"Try anything in life once except incest and folk dancing." These words are attributed to none other than one of my heroes - Oscar Wilde. I suspect that a survey of British folk would reveal the view that folk dancing equated to Morris Dancing. A further survey might reveal a certain element of sniggering and derision as if Morris dancing was a form of train-spotting on acid. Please let me assure any train spotting dancers that this is not my own view. (I was most relieved last week to stop the car near at a railway crossing and chance upon a French train spotter complete with notebook and camera). Returning to the dancing, the French have a completely different view. It is neither eccentric, comic nor quaint. It is the living manifestation of a shared tradition which is rooted in the soil of the soul. Readers will have noted my comments on the relative carelessness with which buildings and bones are treated. This is because France is not a museum. It is a land of living tradition and pride. Old stuff may fall down - this is the nature of time - but love of community and patrimoine is constantly renewed and handed on. France is a country of French people. Any one can enter but it's not a theme park. The dancers are not entertainers, they are professeurs of pride.
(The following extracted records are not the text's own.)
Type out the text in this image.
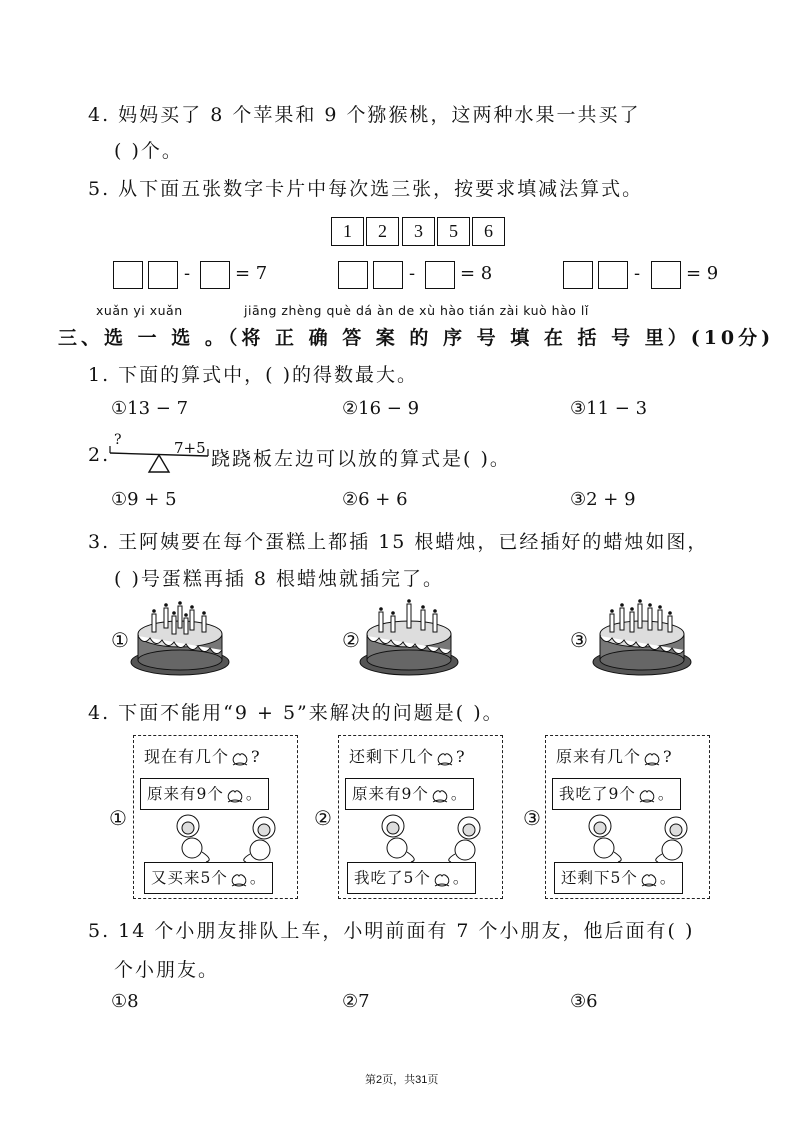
4. 妈妈买了 8 个苹果和 9 个猕猴桃，这两种水果一共买了
( )个。
5. 从下面五张数字卡片中每次选三张，按要求填减法算式。
1	2	3	5	6
- = 7	- = 8	-	= 9
xuǎn yi xuǎn	jiāng zhèng què dá àn de xù hào tián zài kuò hào lǐ
三、选 一 选 。（将 正 确 答 案 的 序 号 填 在 括 号 里）(10分)
1. 下面的算式中，( )的得数最大。
①13 − 7	②16 − 9	③11 − 3
2.
?	7+5 跷跷板左边可以放的算式是( )。
①9 + 5	②6 + 6	③2 + 9
3. 王阿姨要在每个蛋糕上都插 15 根蜡烛，已经插好的蜡烛如图，
( )号蛋糕再插 8 根蜡烛就插完了。
①	②	③
4. 下面不能用“9 + 5”来解决的问题是( )。
①	②	③
现在有几个 ?
原来有9个 。
又买来5个 。
还剩下几个 ?
原来有9个 。
我吃了5个 。
原来有几个 ?
我吃了9个 。
还剩下5个 。
5. 14 个小朋友排队上车，小明前面有 7 个小朋友，他后面有( )
个小朋友。
①8	②7	③6
第2页，共31页
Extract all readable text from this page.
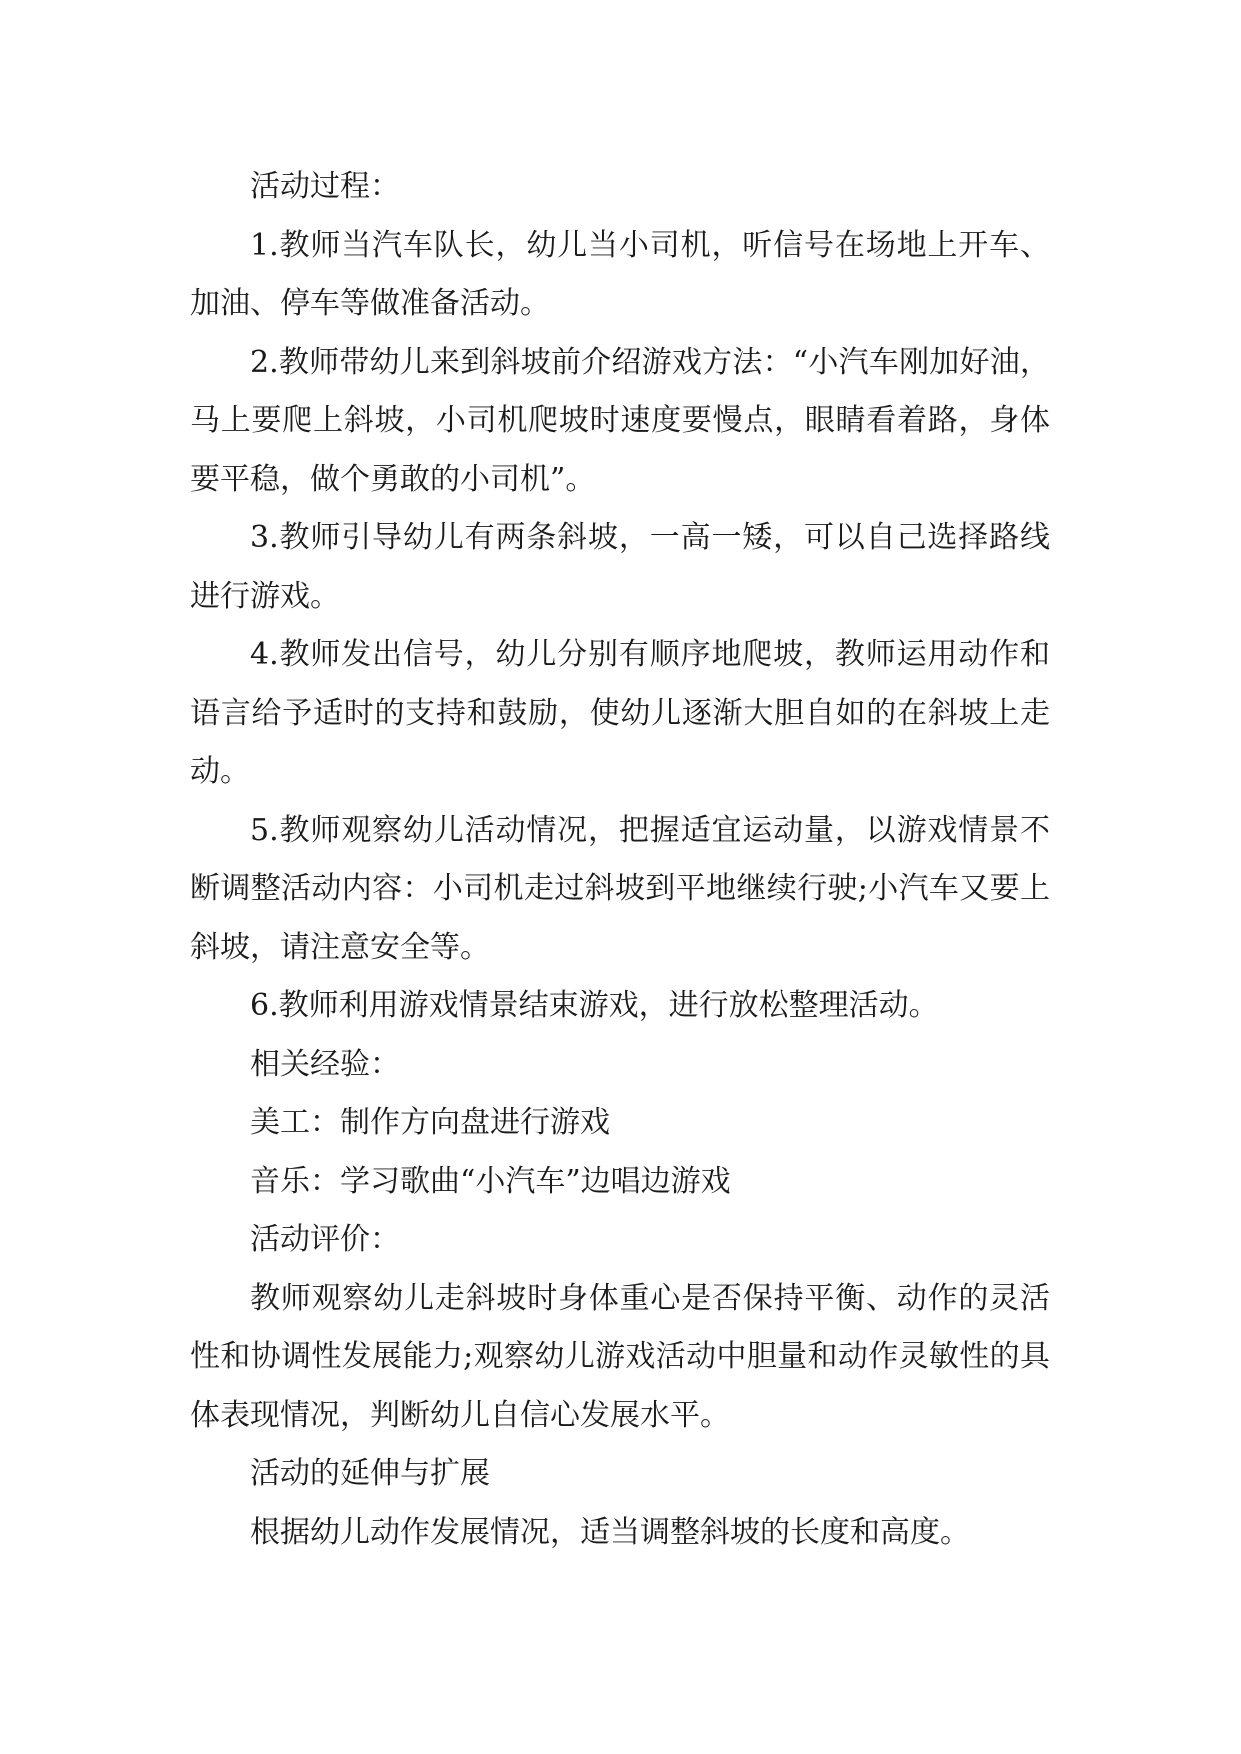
活动过程：

1.教师当汽车队长，幼儿当小司机，听信号在场地上开车、加油、停车等做准备活动。

2.教师带幼儿来到斜坡前介绍游戏方法：“小汽车刚加好油，马上要爬上斜坡，小司机爬坡时速度要慢点，眼睛看着路，身体要平稳，做个勇敢的小司机”。

3.教师引导幼儿有两条斜坡，一高一矮，可以自己选择路线进行游戏。

4.教师发出信号，幼儿分别有顺序地爬坡，教师运用动作和语言给予适时的支持和鼓励，使幼儿逐渐大胆自如的在斜坡上走动。

5.教师观察幼儿活动情况，把握适宜运动量，以游戏情景不断调整活动内容：小司机走过斜坡到平地继续行驶;小汽车又要上斜坡，请注意安全等。

6.教师利用游戏情景结束游戏，进行放松整理活动。

相关经验：

美工：制作方向盘进行游戏

音乐：学习歌曲“小汽车”边唱边游戏

活动评价：

教师观察幼儿走斜坡时身体重心是否保持平衡、动作的灵活性和协调性发展能力;观察幼儿游戏活动中胆量和动作灵敏性的具体表现情况，判断幼儿自信心发展水平。

活动的延伸与扩展

根据幼儿动作发展情况，适当调整斜坡的长度和高度。
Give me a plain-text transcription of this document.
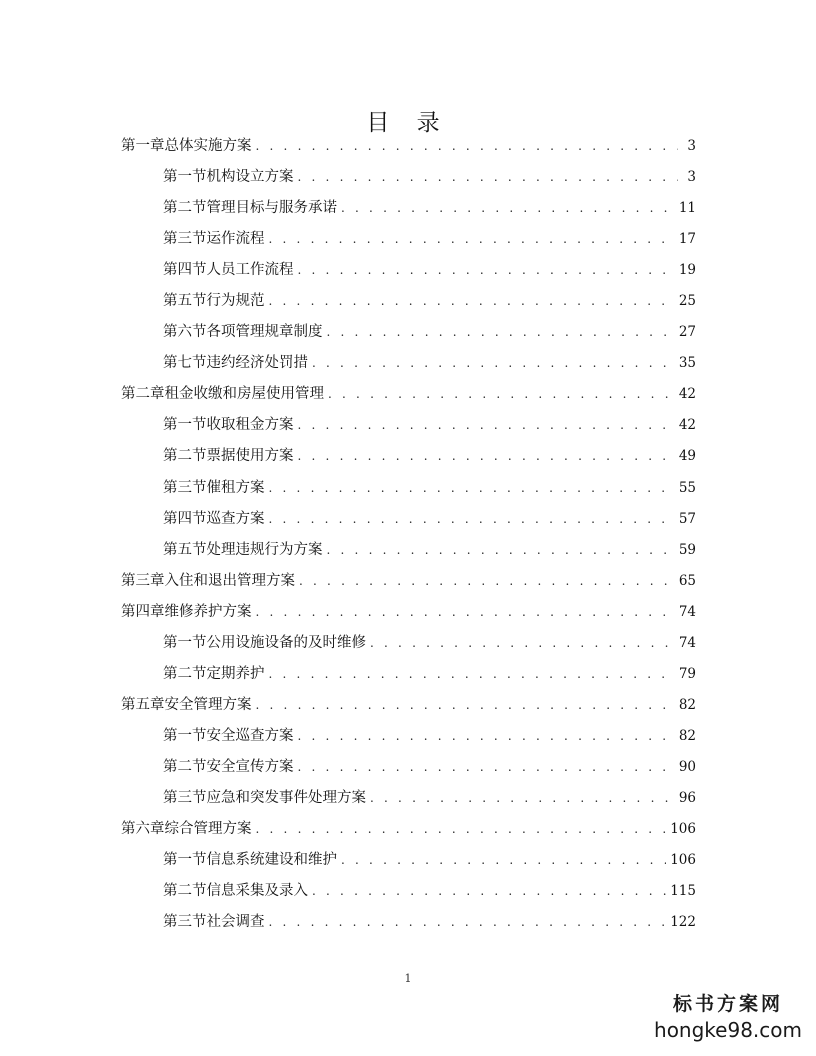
目 录
第一章总体实施方案 . . .	3
第一节机构设立方案 . . .	3
第二节管理目标与服务承诺 . . .	11
第三节运作流程 . . .	17
第四节人员工作流程 . . .	19
第五节行为规范 . . .	25
第六节各项管理规章制度 . . .	27
第七节违约经济处罚措 . . .	35
第二章租金收缴和房屋使用管理 . . .	42
第一节收取租金方案 . . .	42
第二节票据使用方案 . . .	49
第三节催租方案 . . .	55
第四节巡查方案 . . .	57
第五节处理违规行为方案 . . .	59
第三章入住和退出管理方案 . . .	65
第四章维修养护方案 . . .	74
第一节公用设施设备的及时维修 . . .	74
第二节定期养护 . . .	79
第五章安全管理方案 . . .	82
第一节安全巡查方案 . . .	82
第二节安全宣传方案 . . .	90
第三节应急和突发事件处理方案 . . .	96
第六章综合管理方案 . . .	106
第一节信息系统建设和维护 . . .	106
第二节信息采集及录入 . . .	115
第三节社会调查 . . .	122
1
标书方案网
hongke98.com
When I first arrived I used to study some odd looking knives in the Intermarché. I thought it was a very blunt peeling knife. Soon enough Gilles explained to me that it was an oyster knife. OK, my experience of shell fish was the whelk and cockle stall at Southend and the best thing about these shell fish was that they didn't have shells. Next time at the shop I bought knives and 6 oysters. Once I had stopped the bleeding, the oysters were ok. You have been warned. Hold the mollusc in a towel or chain mail gauntlet. I'm told that a scarred palm is a rite of passage.
Emma thinx: If the fall didn't kill you be proud of your reflexes.